Fighting the future

A herd of journalism-school deans wrote a predictable but also naive and possibly dangerous — and certainly not strategically forward-thinking — attack on media cross-ownership and the FCC’s loosening of its rules in today’s Times op-ed page.

They argue that the government should regulate local broadcast and make content demands on stations. That’s the dangerous part: government regulating news. The deans acknowledge the peril:

Journalists are instinctively libertarian, at least when it comes to journalism. We like the conversation about journalism and the federal government to begin and end with a robust defense of the First Amendment. That’s why journalists have not been leading participants in the debate over the Federal Communications Commission’s regulation of broadcasting, even though the future of our profession and its public mission is at stake

Yes, they said libertarian, not liberal. I hope that’s their sense of collective irony.

The naive bits are that government — more than companies and editors — should be held accountable for the quality of journalism, and that that broadcast journalism was ever worth a damn. At most and best, radio and TV distilled and read what newspapers published (and, yes, fewer radio stations today bother doing even that). Reporting on TV news has long been defined as covering fires and press conferences. It’s not about investigation. It’s not about a multiplicity of voices. It’s not about holding the powerful to account. It’s about stand-ups. For these deans not to acknowledge that — for them not to hold these stations and their producers and reporters responsible for what they call journalism and demand a higher standard — is itself shocking. That broadcast outlets have smaller staffs is, the deans say, “a real loss for American democracy.” Oh, come on. They’re just more efficient at covering fires. The deans sound like union organizers trying to protect headcount.

What disturbs me more about their op-ed is the lack of acknowledgment of the business realities of our industry: both broadcast and print outlets cannot operate as they have and that is why they need to consider merging — to survive.
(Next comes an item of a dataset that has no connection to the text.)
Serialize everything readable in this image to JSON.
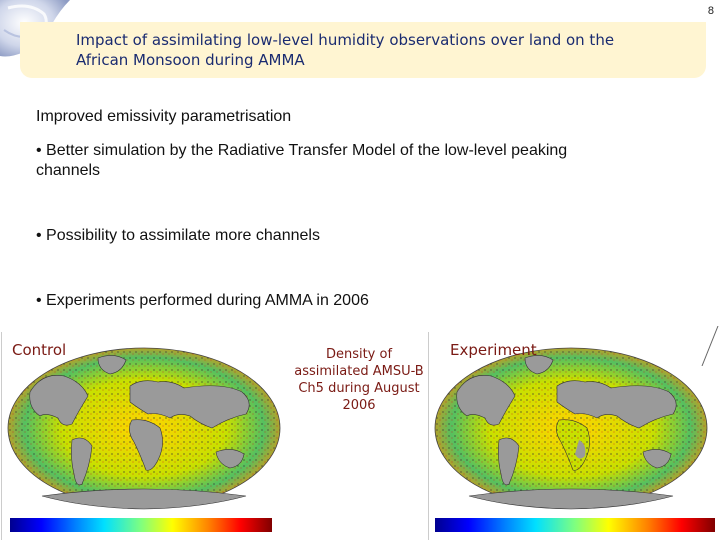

But what disturbs me most is the lack of strategic ambition and imagination the deans exhibit. When the Times wrote a similar, knee-jerk editorial the other day decrying media consolidation, I argued that TV news could be improved if it merged with print and vice versa. I’d quite like to see the deans consider the idea that news is now omnimedia and it makes sense to stop separating newsrooms by old limitations of the means of distribution. It makes sense to get both newsrooms to produce the news in new ways. It could only help broadcast newsrooms to get a sense of real reporting and to get the work of hundreds of print journalists with cameras. And it could only help print newsrooms to be forced to think and work across media.

I’d have hoped that the deans would see the possibilities not only for the industry but also for their students. Now is not the time to preserve the past but to reinvent the future.

(Disclosure: It almost goes without saying but clearly I have a dog in this hunt as a journalism prof. The deans who wrote the Times op-ed are: Roderick P. Hart, dean of the University of Texas journalism school; Alex S. Jones, director of Harvard’s Shorenstein Center on the Press, Politics and Public Policy; Thomas Kunkel, dean of the University of Maryland journalism school; Nicholas Lemann, dean of the Columbia Journalism School; John Levine, dean of the Northwestern journalism school; Dean Mills, dean of the University of Missouri journalism school; David M. Rubin, dean of the Syracuse school of public communications; and Ernest Wilson, dean of the University of Southern California school of communication.)